Even in a profession like cooking, which is more art than science, checklists are helpful.
Restaurant checklists aren’t the only useful checklists. As he explored the capabilities of checklists, author Atul Gawande began finding them in use in unexpected places.
Van Halen concerts: Many people have heard the story about rocker David Lee Roth’s insistence that Van Halen contracts with local concert promoters contain an unusual clause. It requires that a bowl of M&Ms be provided backstage, but with all of the brown candies removed or the show would be canceled. In at least one case, the band canceled a show for that reason.

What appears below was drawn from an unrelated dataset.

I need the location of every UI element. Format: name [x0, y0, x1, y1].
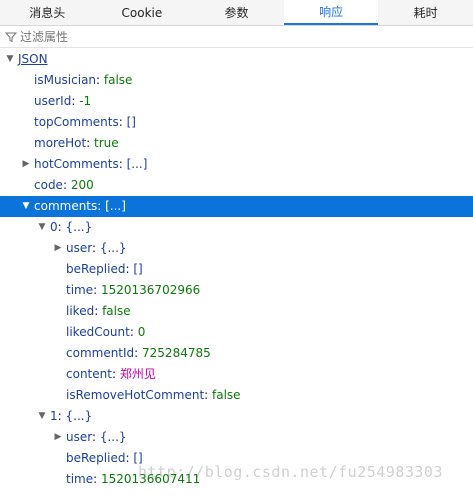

Roth later explained in his memoir, Crazy from the Heat, that the clause actually was a test to see whether the promoter had read the details of the contract. Reading the “fine print” was important because the contract was, in effect, a checklist of steps that needed to be taken to set up the stage safely. Like the restaurant checklist, these steps are important. If the directions weren’t followed exactly, people could be injured. Roth added the M&Ms clause when the group started performing in smaller regional venues where local crews might make technical errors with the set-up. It paid off because in Colorado the local promoter had failed to read weight requirements, and the equipment would have fallen through the arena floor.
Even more crucial to follow than restaurant checklists are medical checklists. In 2007 as soon as the Safe Surgery Checklist took shape, Gawande began using it in his surgeries. Hardly a week went by without the checklist enabling the team to catch something they would have otherwise missed.
For instance, in one week, there were catches in five cases, including:
- A patient hadn’t gotten the antibiotic she should have.
- The surgeon learned of a breathing risk at the last minute.
- The team discovered drug allergies, equipment problems, confusion about medications, and labeling mistakes.
In another case, the checklist saved the patient’s life. Gawande was performing surgery to remove a man’s adrenal gland because of a tumor. He made a catastrophic tear, resulting in massive bleeding and cardiac arrest. But due to the checklist, four units of the right blood were available and ready to go — this step saved the patient’s life. In addition, staff members were prepared to work as a team and everyone stayed calm and did what was needed. Although he had a long recovery, the patient survived.